Anthologist André Naffis-Sahely says he provided a historical perspective to The Heart of a Stranger: An Anthology of Exile Literature. From Ancient Egypt to contemporary poetry, six continents, over a hundred contributors, drawn from twenty-four languages, Naffis-Sahely calls it a platform for writers who need wider exposure. It is unexplored world literature that is not part of any canon but that includes the classics; it is moving political poetry that is not merely political—as beautiful and moving as any poetry at all. It is lost souls restoring their sense of home.
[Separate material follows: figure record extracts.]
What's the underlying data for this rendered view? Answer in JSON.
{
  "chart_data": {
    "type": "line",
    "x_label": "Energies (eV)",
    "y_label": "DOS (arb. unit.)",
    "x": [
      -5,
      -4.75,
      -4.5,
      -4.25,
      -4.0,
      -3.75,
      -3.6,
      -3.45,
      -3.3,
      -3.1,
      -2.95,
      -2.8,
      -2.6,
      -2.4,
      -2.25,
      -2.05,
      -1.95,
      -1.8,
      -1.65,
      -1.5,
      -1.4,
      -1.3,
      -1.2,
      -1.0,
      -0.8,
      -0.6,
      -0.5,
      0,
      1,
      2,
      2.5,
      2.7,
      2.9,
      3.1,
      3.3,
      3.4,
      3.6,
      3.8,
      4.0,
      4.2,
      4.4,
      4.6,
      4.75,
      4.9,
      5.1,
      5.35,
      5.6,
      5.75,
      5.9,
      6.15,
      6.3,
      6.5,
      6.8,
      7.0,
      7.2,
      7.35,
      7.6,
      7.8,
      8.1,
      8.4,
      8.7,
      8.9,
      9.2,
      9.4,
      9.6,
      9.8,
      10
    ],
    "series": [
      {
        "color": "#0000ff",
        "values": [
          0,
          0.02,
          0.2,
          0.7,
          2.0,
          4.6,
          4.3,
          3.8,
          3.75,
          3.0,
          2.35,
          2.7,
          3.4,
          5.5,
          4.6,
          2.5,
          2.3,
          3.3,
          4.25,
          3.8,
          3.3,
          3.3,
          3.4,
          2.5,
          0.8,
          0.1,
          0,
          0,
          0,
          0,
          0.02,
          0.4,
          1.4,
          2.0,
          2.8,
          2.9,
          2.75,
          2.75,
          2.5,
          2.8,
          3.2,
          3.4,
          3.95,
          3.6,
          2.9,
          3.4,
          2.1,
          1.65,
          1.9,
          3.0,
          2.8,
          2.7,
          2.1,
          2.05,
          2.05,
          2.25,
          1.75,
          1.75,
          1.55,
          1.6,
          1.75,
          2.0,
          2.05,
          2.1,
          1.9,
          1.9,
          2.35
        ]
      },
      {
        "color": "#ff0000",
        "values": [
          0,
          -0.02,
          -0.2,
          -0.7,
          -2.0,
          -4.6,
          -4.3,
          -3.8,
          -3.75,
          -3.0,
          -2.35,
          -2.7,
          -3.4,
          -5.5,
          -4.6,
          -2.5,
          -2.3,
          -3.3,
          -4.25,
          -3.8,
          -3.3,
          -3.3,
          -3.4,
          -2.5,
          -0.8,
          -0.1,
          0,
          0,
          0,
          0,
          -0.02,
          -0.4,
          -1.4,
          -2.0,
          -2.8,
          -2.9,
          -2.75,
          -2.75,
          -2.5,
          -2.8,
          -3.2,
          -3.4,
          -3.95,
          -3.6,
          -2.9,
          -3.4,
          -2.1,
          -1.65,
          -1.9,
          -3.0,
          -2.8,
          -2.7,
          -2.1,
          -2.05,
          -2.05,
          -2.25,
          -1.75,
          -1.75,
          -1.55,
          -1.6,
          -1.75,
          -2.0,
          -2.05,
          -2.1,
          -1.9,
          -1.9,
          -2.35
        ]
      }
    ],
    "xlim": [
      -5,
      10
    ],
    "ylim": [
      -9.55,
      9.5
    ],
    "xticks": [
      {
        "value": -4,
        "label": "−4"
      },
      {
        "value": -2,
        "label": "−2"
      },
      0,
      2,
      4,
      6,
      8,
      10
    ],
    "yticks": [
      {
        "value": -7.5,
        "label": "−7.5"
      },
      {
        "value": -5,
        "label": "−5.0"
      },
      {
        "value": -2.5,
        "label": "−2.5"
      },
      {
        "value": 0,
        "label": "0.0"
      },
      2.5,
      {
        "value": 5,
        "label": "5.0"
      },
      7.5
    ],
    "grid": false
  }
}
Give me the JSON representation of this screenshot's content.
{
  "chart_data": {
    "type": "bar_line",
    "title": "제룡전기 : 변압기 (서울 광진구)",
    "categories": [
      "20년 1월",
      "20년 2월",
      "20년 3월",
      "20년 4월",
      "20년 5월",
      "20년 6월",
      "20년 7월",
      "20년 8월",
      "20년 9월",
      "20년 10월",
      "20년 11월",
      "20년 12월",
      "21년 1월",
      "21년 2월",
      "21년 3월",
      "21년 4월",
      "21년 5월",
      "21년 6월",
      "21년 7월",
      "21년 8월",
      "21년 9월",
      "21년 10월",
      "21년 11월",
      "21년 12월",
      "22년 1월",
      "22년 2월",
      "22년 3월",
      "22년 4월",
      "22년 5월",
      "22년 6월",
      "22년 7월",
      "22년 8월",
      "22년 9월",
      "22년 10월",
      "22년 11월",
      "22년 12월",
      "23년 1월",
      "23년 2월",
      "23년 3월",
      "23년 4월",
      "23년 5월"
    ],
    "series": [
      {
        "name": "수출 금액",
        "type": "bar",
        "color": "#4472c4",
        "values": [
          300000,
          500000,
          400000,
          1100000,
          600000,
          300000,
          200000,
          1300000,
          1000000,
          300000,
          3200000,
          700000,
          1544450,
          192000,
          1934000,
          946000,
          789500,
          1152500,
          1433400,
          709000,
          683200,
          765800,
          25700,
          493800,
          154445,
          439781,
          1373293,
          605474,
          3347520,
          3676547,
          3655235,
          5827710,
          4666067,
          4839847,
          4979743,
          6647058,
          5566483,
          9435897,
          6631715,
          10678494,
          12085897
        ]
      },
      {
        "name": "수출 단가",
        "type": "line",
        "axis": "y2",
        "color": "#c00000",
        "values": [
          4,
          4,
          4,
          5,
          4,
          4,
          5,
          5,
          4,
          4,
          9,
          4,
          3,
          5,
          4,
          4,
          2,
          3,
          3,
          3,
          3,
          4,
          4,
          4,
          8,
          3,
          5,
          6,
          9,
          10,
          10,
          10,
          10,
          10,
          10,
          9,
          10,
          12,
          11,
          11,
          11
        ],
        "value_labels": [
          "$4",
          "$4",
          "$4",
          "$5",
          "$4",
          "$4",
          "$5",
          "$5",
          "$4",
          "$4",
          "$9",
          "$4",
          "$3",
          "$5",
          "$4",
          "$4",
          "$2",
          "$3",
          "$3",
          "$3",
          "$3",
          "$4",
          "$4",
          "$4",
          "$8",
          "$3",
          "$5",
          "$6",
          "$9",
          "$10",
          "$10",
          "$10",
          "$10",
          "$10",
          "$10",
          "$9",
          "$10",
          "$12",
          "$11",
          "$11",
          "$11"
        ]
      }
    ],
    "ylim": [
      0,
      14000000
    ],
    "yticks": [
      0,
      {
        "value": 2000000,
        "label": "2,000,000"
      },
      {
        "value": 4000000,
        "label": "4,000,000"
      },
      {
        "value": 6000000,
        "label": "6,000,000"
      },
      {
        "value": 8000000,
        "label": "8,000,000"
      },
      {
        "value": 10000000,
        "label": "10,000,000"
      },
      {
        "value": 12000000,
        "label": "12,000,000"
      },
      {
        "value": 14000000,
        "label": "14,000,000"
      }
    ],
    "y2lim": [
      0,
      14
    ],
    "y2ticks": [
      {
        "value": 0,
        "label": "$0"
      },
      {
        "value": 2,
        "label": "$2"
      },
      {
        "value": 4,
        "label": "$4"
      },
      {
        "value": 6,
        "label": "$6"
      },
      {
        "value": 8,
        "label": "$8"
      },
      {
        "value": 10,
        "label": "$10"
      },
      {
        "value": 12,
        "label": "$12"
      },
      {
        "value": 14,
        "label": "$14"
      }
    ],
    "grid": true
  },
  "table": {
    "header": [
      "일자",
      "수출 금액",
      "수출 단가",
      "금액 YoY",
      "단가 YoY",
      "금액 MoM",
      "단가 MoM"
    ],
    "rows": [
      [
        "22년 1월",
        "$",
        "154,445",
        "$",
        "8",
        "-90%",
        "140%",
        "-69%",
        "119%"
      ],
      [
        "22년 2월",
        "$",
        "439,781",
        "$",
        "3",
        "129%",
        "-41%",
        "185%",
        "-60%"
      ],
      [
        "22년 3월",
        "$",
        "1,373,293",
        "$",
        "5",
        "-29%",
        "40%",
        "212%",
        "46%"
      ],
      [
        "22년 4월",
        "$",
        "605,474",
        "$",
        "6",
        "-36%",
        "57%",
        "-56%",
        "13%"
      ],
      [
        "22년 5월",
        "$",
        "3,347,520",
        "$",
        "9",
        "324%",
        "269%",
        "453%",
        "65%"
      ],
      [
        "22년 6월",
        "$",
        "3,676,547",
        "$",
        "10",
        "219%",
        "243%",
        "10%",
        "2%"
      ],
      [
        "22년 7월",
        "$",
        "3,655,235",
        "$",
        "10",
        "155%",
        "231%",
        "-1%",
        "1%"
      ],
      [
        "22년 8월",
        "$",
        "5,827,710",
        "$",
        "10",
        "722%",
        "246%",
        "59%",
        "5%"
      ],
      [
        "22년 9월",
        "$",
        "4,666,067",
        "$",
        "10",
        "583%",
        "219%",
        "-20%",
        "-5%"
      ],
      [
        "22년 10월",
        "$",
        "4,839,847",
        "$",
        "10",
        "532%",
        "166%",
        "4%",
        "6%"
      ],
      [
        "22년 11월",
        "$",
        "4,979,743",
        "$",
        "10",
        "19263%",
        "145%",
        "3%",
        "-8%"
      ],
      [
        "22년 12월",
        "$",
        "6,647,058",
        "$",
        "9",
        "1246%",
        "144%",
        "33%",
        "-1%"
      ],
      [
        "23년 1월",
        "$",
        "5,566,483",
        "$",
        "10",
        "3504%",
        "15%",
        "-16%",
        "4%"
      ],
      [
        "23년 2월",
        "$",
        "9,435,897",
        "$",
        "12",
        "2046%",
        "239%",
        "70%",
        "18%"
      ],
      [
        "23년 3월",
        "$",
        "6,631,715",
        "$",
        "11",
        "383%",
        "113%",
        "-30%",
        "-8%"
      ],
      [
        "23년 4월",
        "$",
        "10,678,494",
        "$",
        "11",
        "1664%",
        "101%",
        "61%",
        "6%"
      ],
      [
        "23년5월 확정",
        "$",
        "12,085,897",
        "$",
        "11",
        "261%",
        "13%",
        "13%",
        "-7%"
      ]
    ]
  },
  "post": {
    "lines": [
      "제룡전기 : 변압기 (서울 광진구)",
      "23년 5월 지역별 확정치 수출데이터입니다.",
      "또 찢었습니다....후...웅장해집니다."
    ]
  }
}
An excerpt from The Heart of a Stranger: An Anthology of Exile Literature

Civilization begets exile; in fact, being banished from one’s home lies at the root of our earliest stories, whether human or divine [...] and my aim with this anthology was to produce a miniature history of humanity as seen through the prism of exile. In fact, if our earliest texts are any indication, the very concept of recorded history — and literature — appears to spring out of the necessity of exile, preserving in our minds what had been bloodily erased on earth.
____________________________________________________

Although Ovid taught us to see the “Exile” as a whiny, withered husk forever longing for the branch it was unhappily torn from, I wanted this anthology to showcase an alternative genealogy of misfits, rebels, heretics, contrarians, activists and revolutionaries. Exile, this anthology argues, can be defiant, like Emma Goldman aboard the USS Buford, or Leon Trotsky’s stirring “Letter to the Workers of the USSR”, written months before Stalin’s pickaxe found him in Mexico City; it can be horrifying, as the Polish legionnaires learnt while fighting to oppress a people they knew nothing about in Haiti; it can be depressing, like Giacomo Leopardi’s poem on Italy’s sorry state following the tumults of the Napoleonic Wars; however, it can speak of heroism, like the sacrifices made by poets such as Yannis Ritsos and Abdellatif Laâbi, all of whom spent long years in prison for their peaceful activism, or for their 'crimes of opinion'.